La famille, la pureté de la race elfique et la reprise des marches auprès de ces parvenus des autres races sont ses priorités. Il épousa dame Anastriaha des trois lunes, la fille d’un riche duc de l’ouest qui le rendit lui même riche et puissant, mais pas heureux. Ce mariage arrangé n’était rien de plus qu’un outil destiné à l’aider à parvenir à ses fins. Il délaissa son épouse, celle ci n’évitant qu’à grand peine d’être envoyée en retraite religieuse dès leur premier enfant né. Les plus moqueurs de ses sujets disent qu’il ne passa dans la couche conjugale pas plus de temps qu’un souffle de brise, et peu de ses concitoyens comprennent qu’il accorde si peu d’intérêt à sa magnifique et cultivée épouse.


Dame Anastriha des trois lunes, baronne de Tourvel, lors de la cérémonie prénuptiale de présentation à son époux

Depuis des siècles, Tourvel fournit de nombreux officiers et mages de talent aux armées de tout le royaume, ceux ci servant fidèlement pendant vingt ans avant de pouvoir rentrer chez eux. Cela n’est pas pour déplaire à Tancred qui y voit un moyen d’obtenir des contacts et des alliés au sein de nombreux corps armés du royaume. Le baron voue également un respect rare aux gnomes dont la communauté a une immense guilde au fief. Moulins à vent efficaces, systèmes de levage de charges, égouts et immenses constructions sont des créations mêlant le génie gnome à l’art éldarin, qui ont grandement contribué au renouveau de la puissance des Tourvels ces dernières décennies dans la région.

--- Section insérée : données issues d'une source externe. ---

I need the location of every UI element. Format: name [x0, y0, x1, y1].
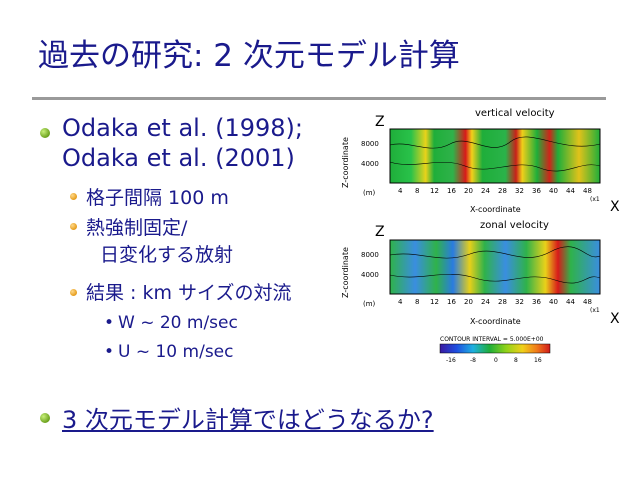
result-w-speed: W ~ 20 m/sec [118, 313, 238, 333]
x-label-top: X [610, 199, 620, 215]
x-tick: 12 [430, 298, 439, 306]
colorbar [439, 343, 551, 354]
bullet-odaka-1998: Odaka et al. (1998); [62, 114, 303, 142]
colorbar-tick: 8 [514, 357, 518, 364]
x-tick: 16 [447, 187, 456, 195]
x-tick: 8 [415, 298, 419, 306]
sub-bullet-forcing: 熱強制固定/ [86, 217, 188, 239]
y-tick-8000-top: 8000 [361, 140, 379, 148]
sub-bullet-dot [70, 289, 77, 296]
x-tick: 20 [464, 298, 473, 306]
top-panel-title: vertical velocity [475, 108, 555, 119]
bullet-dot [40, 413, 50, 423]
contour-interval-label: CONTOUR INTERVAL = 5.000E+00 [440, 336, 544, 343]
title-divider [32, 97, 606, 100]
x-tick: 24 [481, 187, 490, 195]
x-tick: 32 [515, 298, 524, 306]
colorbar-tick: 0 [494, 357, 498, 364]
y-tick-4000-bottom: 4000 [361, 271, 379, 279]
vertical-velocity-panel [389, 128, 601, 184]
colorbar-tick: 16 [534, 357, 542, 364]
x-tick: 20 [464, 187, 473, 195]
x-unit-top: (x1 [590, 196, 600, 203]
x-unit-bottom: (x1 [590, 307, 600, 314]
bullet-dot [40, 128, 50, 138]
slide-title: 過去の研究: 2 次元モデル計算 [38, 38, 460, 74]
result-u-speed: U ~ 10 m/sec [118, 342, 234, 362]
colorbar-tick: -8 [470, 357, 476, 364]
model-output-figure: vertical velocity Z Z-coordinate 8000 40… [341, 108, 620, 364]
bottom-panel-title: zonal velocity [480, 220, 549, 231]
x-tick: 16 [447, 298, 456, 306]
y-axis-title-top: Z-coordinate [341, 137, 350, 188]
x-axis-title-top: X-coordinate [470, 205, 521, 214]
sub-bullet-result: 結果 : km サイズの対流 [86, 282, 292, 304]
x-label-bottom: X [610, 311, 620, 327]
sub-bullet-grid-spacing: 格子間隔 100 m [86, 187, 229, 209]
x-tick: 12 [430, 187, 439, 195]
x-tick: 40 [549, 187, 558, 195]
level3-dot: • [104, 342, 115, 362]
x-tick: 4 [398, 298, 403, 306]
link-3d-model-question[interactable]: 3 次元モデル計算ではどうなるか? [62, 406, 434, 434]
x-tick: 48 [583, 298, 592, 306]
x-axis-title-bottom: X-coordinate [470, 317, 521, 326]
x-tick: 44 [566, 298, 575, 306]
zonal-velocity-panel [389, 239, 601, 295]
sub-bullet-dot [70, 223, 77, 230]
y-tick-4000-top: 4000 [361, 160, 379, 168]
x-tick: 44 [566, 187, 575, 195]
y-unit-top: (m) [363, 189, 376, 197]
colorbar-tick: -16 [446, 357, 456, 364]
x-tick: 32 [515, 187, 524, 195]
x-tick: 4 [398, 187, 403, 195]
z-label-top: Z [375, 114, 385, 130]
x-tick: 24 [481, 298, 490, 306]
x-tick: 48 [583, 187, 592, 195]
x-tick: 36 [532, 187, 541, 195]
x-tick: 40 [549, 298, 558, 306]
y-tick-8000-bottom: 8000 [361, 251, 379, 259]
y-unit-bottom: (m) [363, 300, 376, 308]
z-label-bottom: Z [375, 224, 385, 240]
x-tick: 28 [498, 298, 507, 306]
x-tick: 36 [532, 298, 541, 306]
sub-bullet-dot [70, 193, 77, 200]
sub-bullet-forcing-line2: 日変化する放射 [100, 244, 234, 266]
x-tick: 8 [415, 187, 419, 195]
level3-dot: • [104, 313, 115, 333]
x-tick: 28 [498, 187, 507, 195]
y-axis-title-bottom: Z-coordinate [341, 247, 350, 298]
bullet-odaka-2001: Odaka et al. (2001) [62, 144, 295, 172]
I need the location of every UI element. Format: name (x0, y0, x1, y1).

Bien qu’il n’ai plus de droits seigneuriaux sur les terres fertiles de l’est, le comte y a fait bâtir à ses frais des minoteries et des manufactures rendues très efficaces par l’art gnome, et qu’il rentabilise désormais en louant leurs services à prix d’or.

L’escrime, le tir à l’arc et la magie sont des arts du combat très estimés dans la région, qui font écho à tous les arts littéraires, culturels et théatrals qui y sont aussi en vogue. On dit que le comte est un bretteur formidable doublé d’un lanceur de sort redoutable, et plus d’une conversation dans les marches fantasme un duel avec son éternel rival, le baron Ludvig de Tappel.